Aristoteles löst den Staat aus dem platonischen Ideenkosmos und untersucht ihn empirisch in seinen konkreten Einzelformen. Sein allgemeines philosophisches Bild erhält Aristoteles durch Induktion.
Der wahre Staat fällt mit dem vernunftdurchwalteten Kosmos zusammen. So wird der stoische Weise (sapiens), wenn er gemäß seiner Vernunftnatur lebt, zum κοσμοπολίτης, zum Bürger der einzig wahren πόλις. Die bestimmte Einzelpolis verliert an Bedeutung.
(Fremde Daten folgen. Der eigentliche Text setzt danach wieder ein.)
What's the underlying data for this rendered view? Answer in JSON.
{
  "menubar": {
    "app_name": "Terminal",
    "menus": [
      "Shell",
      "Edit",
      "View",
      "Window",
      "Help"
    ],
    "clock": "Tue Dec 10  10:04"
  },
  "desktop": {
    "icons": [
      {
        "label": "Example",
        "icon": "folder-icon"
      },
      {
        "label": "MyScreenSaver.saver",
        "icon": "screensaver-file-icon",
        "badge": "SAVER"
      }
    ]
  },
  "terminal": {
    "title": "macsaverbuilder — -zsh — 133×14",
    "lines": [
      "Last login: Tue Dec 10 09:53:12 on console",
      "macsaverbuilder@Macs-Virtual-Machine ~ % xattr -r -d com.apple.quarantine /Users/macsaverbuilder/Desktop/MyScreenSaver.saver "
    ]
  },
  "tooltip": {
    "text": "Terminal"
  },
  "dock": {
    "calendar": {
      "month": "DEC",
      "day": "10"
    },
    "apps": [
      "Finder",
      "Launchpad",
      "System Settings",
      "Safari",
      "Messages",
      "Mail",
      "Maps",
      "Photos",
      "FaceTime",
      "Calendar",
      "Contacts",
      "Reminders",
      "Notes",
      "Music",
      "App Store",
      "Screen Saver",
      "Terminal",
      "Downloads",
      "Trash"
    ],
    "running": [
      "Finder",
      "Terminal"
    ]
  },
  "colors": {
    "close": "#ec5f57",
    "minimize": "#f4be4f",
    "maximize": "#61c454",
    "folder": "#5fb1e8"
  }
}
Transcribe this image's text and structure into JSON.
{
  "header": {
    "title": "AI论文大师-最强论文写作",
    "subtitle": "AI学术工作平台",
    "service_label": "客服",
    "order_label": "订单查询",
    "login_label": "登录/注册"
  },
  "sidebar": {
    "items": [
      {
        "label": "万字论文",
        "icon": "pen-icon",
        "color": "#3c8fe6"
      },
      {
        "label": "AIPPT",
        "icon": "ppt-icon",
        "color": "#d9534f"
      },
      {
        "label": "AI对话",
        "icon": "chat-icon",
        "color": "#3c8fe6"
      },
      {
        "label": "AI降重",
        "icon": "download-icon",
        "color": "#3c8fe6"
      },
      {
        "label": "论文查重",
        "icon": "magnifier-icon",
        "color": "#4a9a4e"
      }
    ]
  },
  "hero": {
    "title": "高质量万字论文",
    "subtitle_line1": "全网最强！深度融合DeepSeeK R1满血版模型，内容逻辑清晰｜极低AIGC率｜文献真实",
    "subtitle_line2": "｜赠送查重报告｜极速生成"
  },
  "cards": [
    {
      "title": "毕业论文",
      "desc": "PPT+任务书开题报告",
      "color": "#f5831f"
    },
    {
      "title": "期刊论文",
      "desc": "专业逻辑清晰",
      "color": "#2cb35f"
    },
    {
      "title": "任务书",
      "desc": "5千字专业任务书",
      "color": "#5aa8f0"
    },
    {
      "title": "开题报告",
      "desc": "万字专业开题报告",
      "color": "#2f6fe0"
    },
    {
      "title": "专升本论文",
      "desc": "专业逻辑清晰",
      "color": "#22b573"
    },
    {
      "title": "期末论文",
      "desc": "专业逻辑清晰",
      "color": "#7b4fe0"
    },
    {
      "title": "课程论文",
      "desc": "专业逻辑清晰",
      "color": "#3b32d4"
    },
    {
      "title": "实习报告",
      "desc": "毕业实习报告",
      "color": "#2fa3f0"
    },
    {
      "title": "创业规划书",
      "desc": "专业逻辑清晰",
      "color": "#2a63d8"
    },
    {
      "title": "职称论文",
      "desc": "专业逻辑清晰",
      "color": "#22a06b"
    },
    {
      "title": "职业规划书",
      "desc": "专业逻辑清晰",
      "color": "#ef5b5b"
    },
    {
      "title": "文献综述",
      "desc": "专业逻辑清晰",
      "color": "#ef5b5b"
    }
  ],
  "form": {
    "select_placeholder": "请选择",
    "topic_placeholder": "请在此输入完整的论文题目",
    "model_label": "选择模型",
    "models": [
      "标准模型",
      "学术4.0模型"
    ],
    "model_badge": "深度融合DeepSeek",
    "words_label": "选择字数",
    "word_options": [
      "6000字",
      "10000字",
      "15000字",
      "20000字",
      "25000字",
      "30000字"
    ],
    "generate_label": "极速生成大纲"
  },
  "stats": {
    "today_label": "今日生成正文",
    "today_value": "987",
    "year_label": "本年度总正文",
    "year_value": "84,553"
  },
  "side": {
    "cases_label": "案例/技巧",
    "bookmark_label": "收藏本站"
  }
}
Cicero überwindet das mechanistische Verfassungsmodell des "Fanatikers der Realpolitik" Polybios. Er versteht unter "Staat" einen auf Recht (iuris consensu sociarus, Cic.rep.1,39) und damit auf der ewigen Ordnung der Natur ("est quidem vera lex recta ratio naturae congruens, Cic.rep.3,33) beruhenden Kosmos.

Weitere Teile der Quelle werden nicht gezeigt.